Nikola Tesla Articles

Newspaper and magazine articles related to Nikola Tesla

Light Signals from Space

May 29th, 1961
Page number(s):
20B

By CLIFFORD D. SIMAK
Minneapolis Star Staff Writer

Last week we told the story of how Nikola Tesla, back in 1899, may have been the first man to have conceived the possibility that intelligent creatures from some other solar system were trying to contact us by radio.

Now we have the possibility that an attempt to contact us by light signals is being made.

Dr. R. N. Schwartz and Prof. C. H. Townes, of the Institute for Defense Analyses, in Washington, declare in a paper in the British magazine, Nature, that this would be feasible by the use of maser.

Maser stands for microwave amplification by stimulated emission of radiation. In this particular sense it means a device by which a beam of light may be sent incredible distances and still remain a beam. Ordinarily light will fan out to cover a wide area at a short distance from its point of origin. With maser, it remains a tight beam, with very little loss of strength by flaring.

Schwartz and Townes point out that we naturally have thought of radio waves as the logical means of communication over long distances because it just so hap- pened that we developed radio as a means of signaling ahead of other possible systems.
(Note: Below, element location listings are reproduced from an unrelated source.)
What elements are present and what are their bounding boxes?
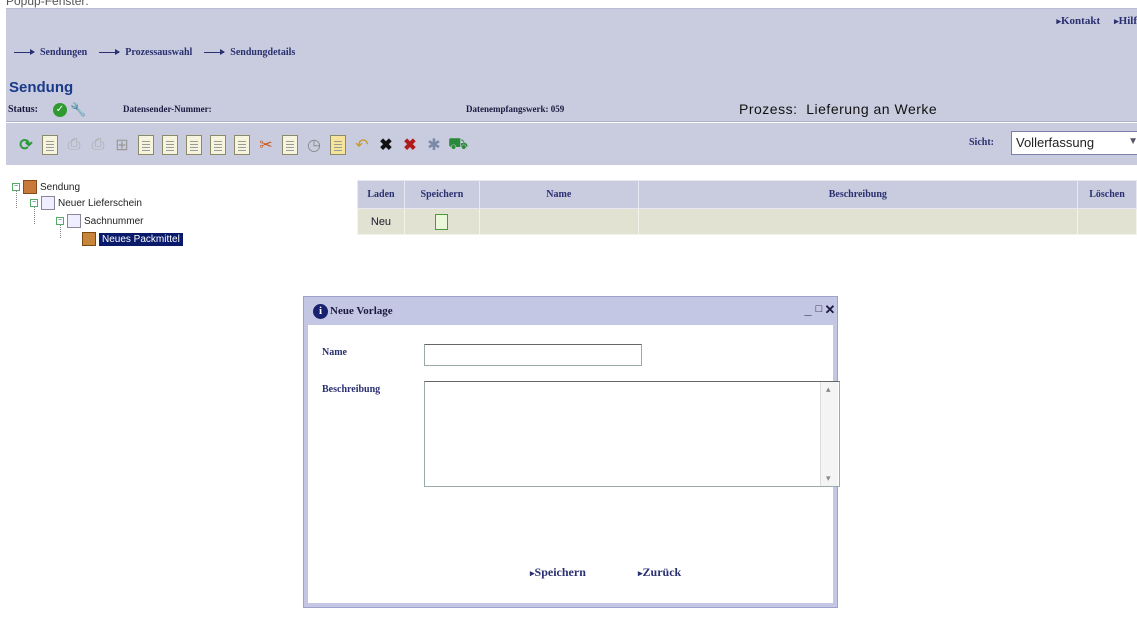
clock-icon[interactable]: ◷ (304, 134, 324, 156)
column-header-name[interactable]: Name (478, 180, 639, 209)
column-header-laden[interactable]: Laden (357, 180, 405, 209)
top-cut-text: Popup-Fenster: (0, 0, 1137, 8)
cell-name (478, 208, 639, 235)
new-doc-icon[interactable] (42, 135, 58, 155)
column-header-loeschen[interactable]: Löschen (1077, 180, 1137, 209)
column-header-beschreibung[interactable]: Beschreibung (637, 180, 1079, 209)
template-table: Laden Speichern Name Beschreibung Lösche… (357, 180, 1137, 235)
description-field[interactable] (424, 381, 840, 487)
contact-link[interactable]: Kontakt (1056, 15, 1100, 27)
tree-node-lieferschein[interactable]: − Neuer Lieferschein (30, 196, 142, 210)
breadcrumb-sendungen[interactable]: Sendungen (14, 47, 87, 58)
info-icon: i (313, 304, 328, 319)
tree-node-packmittel[interactable]: Neues Packmittel (82, 232, 183, 246)
tree-node-sendung[interactable]: − Sendung (12, 180, 80, 194)
cell-laden[interactable]: Neu (357, 208, 405, 235)
cut-icon[interactable]: ✂ (256, 134, 276, 156)
help-link[interactable]: Hilf (1114, 15, 1137, 27)
copy-icon[interactable] (282, 135, 298, 155)
description-scrollbar[interactable] (820, 382, 838, 486)
dialog-body: Name Beschreibung Speichern Zurück (308, 325, 840, 603)
save-button[interactable]: Speichern (530, 565, 586, 580)
refresh-icon[interactable]: ⟳ (16, 134, 36, 156)
page-title: Sendung (9, 79, 74, 96)
top-cut-label: Popup-Fenster: (6, 0, 89, 8)
delivery-note-icon (41, 196, 55, 210)
table-header-row: Laden Speichern Name Beschreibung Lösche… (357, 180, 1137, 209)
collapse-icon[interactable]: − (12, 183, 20, 191)
cell-beschreibung (637, 208, 1079, 235)
dialog-title: Neue Vorlage (330, 305, 393, 317)
part-number-icon (67, 214, 81, 228)
tree-node-label: Sachnummer (84, 215, 144, 227)
new-template-dialog: i Neue Vorlage _ □ ✕ Name Beschreibung S… (303, 296, 840, 608)
breadcrumb: Sendungen Prozessauswahl Sendungdetails (14, 47, 295, 58)
doc-icon-2[interactable] (162, 135, 178, 155)
arrow-icon (99, 49, 121, 55)
collapse-icon[interactable]: − (30, 199, 38, 207)
view-select-value: Vollerfassung (1016, 135, 1095, 150)
grid-icon[interactable]: ⊞ (112, 134, 132, 156)
process-label: Prozess: Lieferung an Werke (739, 101, 938, 117)
status-row: Status: ✓ 🔧 Datensender-Nummer: Datenemp… (6, 100, 1137, 122)
receiver-plant-label: Datenempfangswerk: 059 (466, 104, 565, 114)
print-preview-icon[interactable]: ⎙ (64, 134, 84, 156)
cell-speichern[interactable] (403, 208, 480, 235)
view-select[interactable]: Vollerfassung ▼ (1011, 131, 1137, 155)
table-row: Neu (357, 208, 1137, 235)
tree-node-label: Sendung (40, 181, 81, 193)
shipment-icon (23, 180, 37, 194)
print-icon[interactable]: ⎙ (88, 134, 108, 156)
package-icon (82, 232, 96, 246)
header: Kontakt Hilf Sendungen Prozessauswahl Se… (6, 8, 1137, 78)
arrow-icon (204, 49, 226, 55)
cell-loeschen (1077, 208, 1137, 235)
top-links: Kontakt Hilf (1056, 15, 1137, 27)
column-header-speichern[interactable]: Speichern (403, 180, 480, 209)
doc-icon-5[interactable] (234, 135, 250, 155)
chevron-down-icon[interactable]: ▼ (1128, 136, 1137, 147)
save-doc-icon[interactable] (435, 213, 449, 230)
status-label: Status: (8, 104, 39, 115)
sender-number-label: Datensender-Nummer: (123, 104, 212, 114)
view-label: Sicht: (969, 137, 994, 148)
breadcrumb-prozessauswahl[interactable]: Prozessauswahl (99, 47, 192, 58)
paste-icon[interactable] (330, 135, 346, 155)
delete-all-icon[interactable]: ✖ (400, 134, 420, 156)
tree-node-sachnummer[interactable]: − Sachnummer (56, 214, 143, 228)
bug-icon[interactable]: ✱ (424, 134, 444, 156)
back-button[interactable]: Zurück (638, 565, 682, 580)
truck-icon[interactable]: ⛟ (448, 134, 468, 156)
close-icon[interactable]: ✕ (824, 302, 836, 318)
tree-node-label: Neuer Lieferschein (58, 197, 142, 209)
doc-icon-4[interactable] (210, 135, 226, 155)
name-field[interactable] (424, 344, 642, 366)
breadcrumb-sendungdetails[interactable]: Sendungdetails (204, 47, 295, 58)
wrench-icon[interactable]: 🔧 (70, 102, 86, 118)
doc-icon[interactable] (138, 135, 154, 155)
doc-icon-3[interactable] (186, 135, 202, 155)
dialog-titlebar[interactable]: i Neue Vorlage _ □ ✕ (304, 297, 837, 325)
check-icon: ✓ (53, 103, 67, 117)
name-label: Name (322, 347, 347, 358)
undo-icon[interactable]: ↶ (352, 134, 372, 156)
title-row: Sendung (6, 78, 1137, 100)
collapse-icon[interactable]: − (56, 217, 64, 225)
delete-icon[interactable]: ✖ (376, 134, 396, 156)
toolbar-icons: ⟳ ⎙ ⎙ ⊞ ✂ ◷ ↶ ✖ ✖ ✱ ⛟ (16, 134, 468, 156)
arrow-icon (14, 49, 35, 55)
tree-node-label-selected: Neues Packmittel (99, 232, 183, 246)
toolbar: ⟳ ⎙ ⎙ ⊞ ✂ ◷ ↶ ✖ ✖ ✱ ⛟ Sicht: Vollerfassu… (6, 123, 1137, 165)
description-label: Beschreibung (322, 384, 381, 395)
Only a year or so ago, man developed optical maser, which still is in a very primitive stage. Another 10 years, say Schwartz and Townes, should see a marked improvement.
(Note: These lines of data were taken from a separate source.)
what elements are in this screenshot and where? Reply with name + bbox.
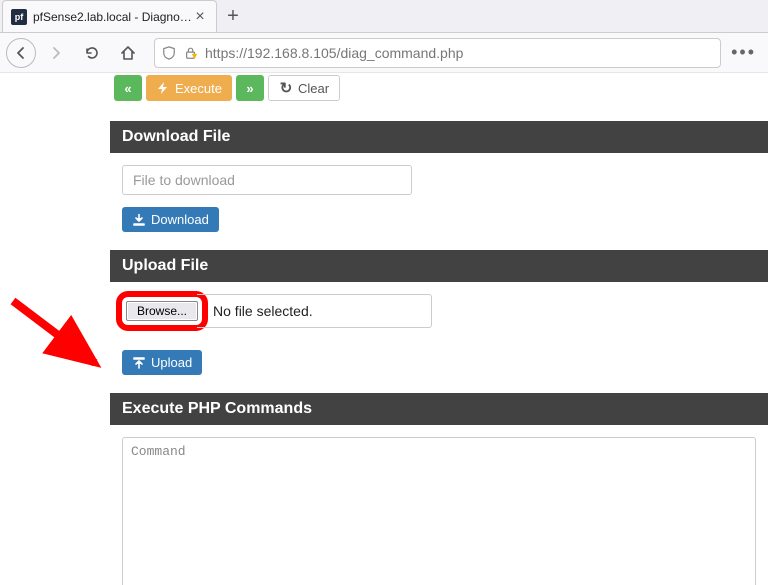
annotation-highlight: Browse... bbox=[122, 297, 202, 325]
annotation-arrow bbox=[0, 291, 115, 381]
chevron-right-icon: » bbox=[246, 81, 253, 96]
reload-icon bbox=[84, 45, 100, 61]
browser-tab-bar: pf pfSense2.lab.local - Diagnostics × + bbox=[0, 0, 768, 33]
back-icon bbox=[13, 45, 29, 61]
page-viewport: « Execute » ↻ Clear Download File bbox=[0, 73, 768, 585]
execute-label: Execute bbox=[175, 81, 222, 96]
lock-warning-icon bbox=[183, 45, 199, 61]
tab-favicon: pf bbox=[11, 9, 27, 25]
back-button[interactable] bbox=[6, 38, 36, 68]
clear-label: Clear bbox=[298, 81, 329, 96]
chevron-left-icon: « bbox=[124, 81, 131, 96]
browser-tab[interactable]: pf pfSense2.lab.local - Diagnostics × bbox=[2, 0, 217, 32]
download-icon bbox=[132, 213, 146, 227]
home-icon bbox=[120, 45, 136, 61]
upload-section-body: Browse... No file selected. Upload bbox=[110, 282, 768, 393]
forward-button bbox=[40, 37, 72, 69]
shield-icon bbox=[161, 45, 177, 61]
download-button[interactable]: Download bbox=[122, 207, 219, 232]
new-tab-button[interactable]: + bbox=[217, 0, 249, 32]
download-section-body: Download bbox=[110, 153, 768, 250]
clear-icon: ↻ bbox=[279, 81, 293, 95]
php-section-body bbox=[110, 425, 768, 585]
url-bar[interactable]: https://192.168.8.105/diag_command.php bbox=[154, 38, 721, 68]
menu-button[interactable]: ••• bbox=[731, 42, 762, 63]
clear-button[interactable]: ↻ Clear bbox=[268, 75, 340, 101]
php-section-header: Execute PHP Commands bbox=[110, 393, 768, 425]
upload-icon bbox=[132, 356, 146, 370]
bolt-icon bbox=[156, 81, 170, 95]
download-label: Download bbox=[151, 212, 209, 227]
home-button[interactable] bbox=[112, 37, 144, 69]
upload-button[interactable]: Upload bbox=[122, 350, 202, 375]
file-input-display[interactable]: No file selected. bbox=[197, 294, 432, 328]
tab-close-icon[interactable]: × bbox=[192, 9, 208, 25]
php-command-textarea[interactable] bbox=[122, 437, 756, 585]
download-path-input[interactable] bbox=[122, 165, 412, 195]
upload-section-header: Upload File bbox=[110, 250, 768, 282]
url-text: https://192.168.8.105/diag_command.php bbox=[205, 45, 463, 61]
reload-button[interactable] bbox=[76, 37, 108, 69]
tab-title: pfSense2.lab.local - Diagnostics bbox=[33, 10, 192, 24]
upload-label: Upload bbox=[151, 355, 192, 370]
history-prev-button[interactable]: « bbox=[114, 75, 142, 101]
browse-button[interactable]: Browse... bbox=[126, 301, 198, 321]
forward-icon bbox=[48, 45, 64, 61]
command-toolbar: « Execute » ↻ Clear bbox=[110, 75, 768, 101]
browser-nav-bar: https://192.168.8.105/diag_command.php •… bbox=[0, 33, 768, 73]
download-section-header: Download File bbox=[110, 121, 768, 153]
execute-button[interactable]: Execute bbox=[146, 75, 232, 101]
history-next-button[interactable]: » bbox=[236, 75, 264, 101]
file-selected-label: No file selected. bbox=[199, 303, 313, 319]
There is reason to speculate, they say, that some other civilization on some solar system about some far star, might have developed faster many years ago and may now have developed it to the point, or beyond the point, that we have devel- oped radio.

Schwartz and Townes cite two hypothetical maser systems which might be used by signalers of some other solar system and say that we would be able, with our present-day techniques, to detect the signal of either system.

They suggest that detection could be made through the use of spectrographic analysis of the light of another star. Spectroscopic instruments analyze the light received from another star, or, indeed, from any light source.

A people intelligent enough to try to signal another possible solar system undoubtedly would use, in their signaling, a light which would be distinct from the light of their sun, thus giving anyone who picked it up at least a fighting chance to recognize the signal.

Schwartz and Townes suggest several wavelengths which might make this possible.

They feel certain that with our large telescopes and the sophistication of our spectrographic art, we would be able to detect such signals from at least 10 light years away.

This is doubly significant when one recalls that within 10 light years there are seven stars of nearly the same characteristics of our sun. Since our sun is acceptable to life, there always is a possibility that life also might have risen on a solar system around one of these other seven suns.

Schwartz and Townes urge that an examination be made of spectra resolutions (analyses) which have been made of nearby stars in the hope that clues may be found which would hint at an attempt to signal us.